Everything at Nonesuch is sourced as locally as possible, and definitely within Oklahoma. Hare said the limitation of sticking to Oklahoma proteins and produce is a challenge, but he calls it a “blessing” as well, given that it forces him to be creative with what’s available. It’s also why you won’t see popular items like halibut and scallops — staples of high-end dining — on the menu. As for seasonality, Hare said he’s moved away from changing the menu seasonally in favor of letting dishes evolve according to availability and creativity.

“My main objective at Nonesuch regarding the menu is to rely on our purveyors and showcase whatever is available, at any given time,” he said. “Some dishes only stay on the menu for a night depending upon availability. We will let some dishes continue evolving on the menu, while the ones we feel less confident with continue to change until we feel great about them. We are always striving to improve the guest experience.”

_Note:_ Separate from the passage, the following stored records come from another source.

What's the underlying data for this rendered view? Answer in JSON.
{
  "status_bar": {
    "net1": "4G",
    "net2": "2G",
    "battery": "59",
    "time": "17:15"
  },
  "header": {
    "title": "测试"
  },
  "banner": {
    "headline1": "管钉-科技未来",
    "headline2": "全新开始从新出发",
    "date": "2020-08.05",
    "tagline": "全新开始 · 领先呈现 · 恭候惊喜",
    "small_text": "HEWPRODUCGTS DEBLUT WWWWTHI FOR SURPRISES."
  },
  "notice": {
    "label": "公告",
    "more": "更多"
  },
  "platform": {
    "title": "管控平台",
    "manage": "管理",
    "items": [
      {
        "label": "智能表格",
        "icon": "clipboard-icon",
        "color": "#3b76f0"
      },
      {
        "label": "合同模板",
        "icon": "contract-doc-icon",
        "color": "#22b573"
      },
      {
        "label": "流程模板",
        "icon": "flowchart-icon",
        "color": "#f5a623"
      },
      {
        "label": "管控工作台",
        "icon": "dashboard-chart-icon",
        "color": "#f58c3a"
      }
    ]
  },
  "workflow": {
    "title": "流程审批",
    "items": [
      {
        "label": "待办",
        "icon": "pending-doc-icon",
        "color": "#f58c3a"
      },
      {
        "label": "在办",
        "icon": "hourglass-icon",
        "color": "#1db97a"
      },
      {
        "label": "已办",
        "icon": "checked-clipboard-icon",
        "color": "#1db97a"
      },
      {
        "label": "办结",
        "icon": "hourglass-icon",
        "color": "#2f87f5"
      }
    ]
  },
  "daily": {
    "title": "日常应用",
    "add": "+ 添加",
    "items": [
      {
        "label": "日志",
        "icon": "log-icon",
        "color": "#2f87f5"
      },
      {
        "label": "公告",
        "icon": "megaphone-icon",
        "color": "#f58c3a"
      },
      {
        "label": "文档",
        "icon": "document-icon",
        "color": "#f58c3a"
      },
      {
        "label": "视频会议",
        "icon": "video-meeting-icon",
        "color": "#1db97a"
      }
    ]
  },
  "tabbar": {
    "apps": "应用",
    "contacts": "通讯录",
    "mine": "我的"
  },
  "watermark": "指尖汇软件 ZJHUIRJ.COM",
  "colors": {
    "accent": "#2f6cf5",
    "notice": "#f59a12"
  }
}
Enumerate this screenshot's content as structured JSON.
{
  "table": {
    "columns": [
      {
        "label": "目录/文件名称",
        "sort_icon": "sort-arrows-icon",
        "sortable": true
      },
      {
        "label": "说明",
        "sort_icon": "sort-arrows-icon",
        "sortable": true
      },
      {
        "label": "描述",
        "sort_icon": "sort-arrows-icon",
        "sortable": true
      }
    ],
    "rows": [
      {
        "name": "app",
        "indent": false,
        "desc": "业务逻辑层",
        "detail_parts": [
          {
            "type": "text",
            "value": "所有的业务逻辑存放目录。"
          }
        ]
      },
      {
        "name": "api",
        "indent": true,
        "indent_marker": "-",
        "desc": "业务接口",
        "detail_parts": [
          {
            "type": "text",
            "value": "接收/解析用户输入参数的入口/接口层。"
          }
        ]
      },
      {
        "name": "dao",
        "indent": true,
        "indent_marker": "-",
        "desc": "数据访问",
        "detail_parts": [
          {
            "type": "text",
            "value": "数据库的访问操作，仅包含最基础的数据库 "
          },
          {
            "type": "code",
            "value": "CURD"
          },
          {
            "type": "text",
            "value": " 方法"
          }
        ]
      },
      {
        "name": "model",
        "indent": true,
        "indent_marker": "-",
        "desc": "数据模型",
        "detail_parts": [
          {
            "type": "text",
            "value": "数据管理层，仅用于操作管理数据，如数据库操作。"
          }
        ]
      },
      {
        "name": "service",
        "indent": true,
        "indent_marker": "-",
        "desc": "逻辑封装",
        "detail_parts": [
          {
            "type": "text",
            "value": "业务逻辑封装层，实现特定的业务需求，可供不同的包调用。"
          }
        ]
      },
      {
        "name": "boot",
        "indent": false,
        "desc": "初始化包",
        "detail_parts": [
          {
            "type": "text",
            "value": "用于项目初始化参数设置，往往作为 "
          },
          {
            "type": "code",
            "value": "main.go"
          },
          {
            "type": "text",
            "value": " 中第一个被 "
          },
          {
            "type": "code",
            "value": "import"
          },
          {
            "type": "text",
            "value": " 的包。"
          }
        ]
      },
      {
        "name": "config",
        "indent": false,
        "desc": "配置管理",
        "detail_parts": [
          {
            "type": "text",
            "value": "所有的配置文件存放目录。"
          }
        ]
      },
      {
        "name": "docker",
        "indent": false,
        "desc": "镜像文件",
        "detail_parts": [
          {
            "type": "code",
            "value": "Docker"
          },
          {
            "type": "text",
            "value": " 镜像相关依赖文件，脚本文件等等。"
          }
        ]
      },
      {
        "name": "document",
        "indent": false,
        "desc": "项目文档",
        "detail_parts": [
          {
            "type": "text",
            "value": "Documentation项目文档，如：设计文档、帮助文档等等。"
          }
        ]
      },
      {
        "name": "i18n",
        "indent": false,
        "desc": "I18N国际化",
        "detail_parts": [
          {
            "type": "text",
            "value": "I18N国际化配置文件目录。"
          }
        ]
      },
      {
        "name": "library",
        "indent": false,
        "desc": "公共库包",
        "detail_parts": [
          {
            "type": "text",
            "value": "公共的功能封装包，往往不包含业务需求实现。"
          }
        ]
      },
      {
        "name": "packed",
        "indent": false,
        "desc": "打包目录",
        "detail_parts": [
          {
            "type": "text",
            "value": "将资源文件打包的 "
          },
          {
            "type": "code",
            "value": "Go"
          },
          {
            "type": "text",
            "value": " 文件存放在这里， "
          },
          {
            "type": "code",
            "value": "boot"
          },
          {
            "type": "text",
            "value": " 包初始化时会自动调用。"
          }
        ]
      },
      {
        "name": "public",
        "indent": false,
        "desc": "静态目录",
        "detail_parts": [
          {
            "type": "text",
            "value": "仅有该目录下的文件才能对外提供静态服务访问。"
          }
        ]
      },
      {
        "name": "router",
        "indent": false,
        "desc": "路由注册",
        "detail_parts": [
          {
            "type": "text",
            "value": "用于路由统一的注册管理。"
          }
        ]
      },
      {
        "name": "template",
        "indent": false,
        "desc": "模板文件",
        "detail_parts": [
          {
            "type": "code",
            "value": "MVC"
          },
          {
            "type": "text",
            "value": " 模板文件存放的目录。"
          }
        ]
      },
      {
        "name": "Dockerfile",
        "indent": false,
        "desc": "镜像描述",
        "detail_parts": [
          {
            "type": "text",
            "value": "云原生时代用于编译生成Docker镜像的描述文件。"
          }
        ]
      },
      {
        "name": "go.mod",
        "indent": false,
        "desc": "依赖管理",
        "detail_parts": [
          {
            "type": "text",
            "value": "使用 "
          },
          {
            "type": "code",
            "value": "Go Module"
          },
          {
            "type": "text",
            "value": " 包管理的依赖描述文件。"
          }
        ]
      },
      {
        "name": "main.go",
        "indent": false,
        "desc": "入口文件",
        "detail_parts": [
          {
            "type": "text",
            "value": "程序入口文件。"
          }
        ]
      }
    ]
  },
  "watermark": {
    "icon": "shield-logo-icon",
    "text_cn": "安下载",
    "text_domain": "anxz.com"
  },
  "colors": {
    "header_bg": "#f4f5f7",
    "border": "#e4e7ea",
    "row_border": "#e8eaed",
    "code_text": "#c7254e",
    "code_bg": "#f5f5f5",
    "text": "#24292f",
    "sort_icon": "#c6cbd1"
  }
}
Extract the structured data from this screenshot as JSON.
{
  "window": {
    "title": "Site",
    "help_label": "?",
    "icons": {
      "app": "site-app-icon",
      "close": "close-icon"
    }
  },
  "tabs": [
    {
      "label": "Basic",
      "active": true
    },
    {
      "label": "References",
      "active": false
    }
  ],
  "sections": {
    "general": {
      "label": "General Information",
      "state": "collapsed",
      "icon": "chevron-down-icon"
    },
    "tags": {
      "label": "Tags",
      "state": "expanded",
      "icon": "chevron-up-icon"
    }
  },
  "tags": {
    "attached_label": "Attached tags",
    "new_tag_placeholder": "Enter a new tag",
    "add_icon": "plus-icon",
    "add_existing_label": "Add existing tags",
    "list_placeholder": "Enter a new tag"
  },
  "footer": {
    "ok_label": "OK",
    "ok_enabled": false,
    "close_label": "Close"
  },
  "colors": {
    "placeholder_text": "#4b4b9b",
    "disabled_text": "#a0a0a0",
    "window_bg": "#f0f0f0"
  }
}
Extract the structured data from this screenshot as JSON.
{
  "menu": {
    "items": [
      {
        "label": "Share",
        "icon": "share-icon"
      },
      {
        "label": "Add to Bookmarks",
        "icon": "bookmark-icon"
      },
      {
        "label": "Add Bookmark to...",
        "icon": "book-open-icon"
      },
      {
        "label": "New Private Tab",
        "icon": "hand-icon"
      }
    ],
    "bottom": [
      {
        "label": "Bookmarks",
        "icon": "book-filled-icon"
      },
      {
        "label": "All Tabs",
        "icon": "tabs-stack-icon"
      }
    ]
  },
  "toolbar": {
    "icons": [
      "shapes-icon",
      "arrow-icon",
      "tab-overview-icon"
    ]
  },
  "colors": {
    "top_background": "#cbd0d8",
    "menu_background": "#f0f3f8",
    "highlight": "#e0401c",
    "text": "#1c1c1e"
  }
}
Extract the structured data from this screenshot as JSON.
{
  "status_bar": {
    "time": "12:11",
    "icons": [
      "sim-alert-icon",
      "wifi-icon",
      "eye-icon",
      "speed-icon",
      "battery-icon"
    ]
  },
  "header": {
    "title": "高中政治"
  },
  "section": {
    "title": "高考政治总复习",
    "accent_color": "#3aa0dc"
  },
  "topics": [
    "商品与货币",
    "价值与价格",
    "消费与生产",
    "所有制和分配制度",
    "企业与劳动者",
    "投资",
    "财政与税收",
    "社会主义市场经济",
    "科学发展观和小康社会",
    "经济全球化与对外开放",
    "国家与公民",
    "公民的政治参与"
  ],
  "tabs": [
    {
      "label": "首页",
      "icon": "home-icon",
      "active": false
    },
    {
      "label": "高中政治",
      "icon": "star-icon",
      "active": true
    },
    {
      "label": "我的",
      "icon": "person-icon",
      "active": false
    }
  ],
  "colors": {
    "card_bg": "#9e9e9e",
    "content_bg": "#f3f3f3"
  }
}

The relationships with local farms and ranches keep the menu stocked full of Oklahoma flowers, meat and produce. Hare rattles off a list of the restaurant’s long-standing and even new relationships: Sam Forbes, Prairie Earth Gardens, Leatherwood, Ward, Bootstrap, Rooted Farms, Wellness Connections, LWJs Catfish, Comanche, etc. The menu stays fresh and interesting thanks to the creativity of the team and the quality and freshness of sourcing locally.

Guests are quick to highlight one of the features at Nonesuch that enhances their dining experience: Each dish is presented by a chef, so the explanation of what they’re enjoying is thorough and accurate. If you want a word that describes the Nonesuch experience — beyond the beautiful interior with its brilliant use of negative space to highlight the food — it’s meticulous. Tasting Hare’s food is an adventure, and even difficult tasks, like balancing bitterness, are done with rigor and skill. The bitterness weaves through the dishes without overwhelming the palate; it’s the kind of detail that makes you pause and think about what you’re eating, and that’s rare enough these days.

Executive chef Garrett Hare
Bison tenderloin, charred romaine and onion, brown butter roasted kohlrabi and bison demi-glace
Braised radish, raw turnip, sugar snap peas, charred cauliflower and amazake puree, and fermented green tomato foam
Nonesuch’s design is purposefully minimal to keep the focus on the food.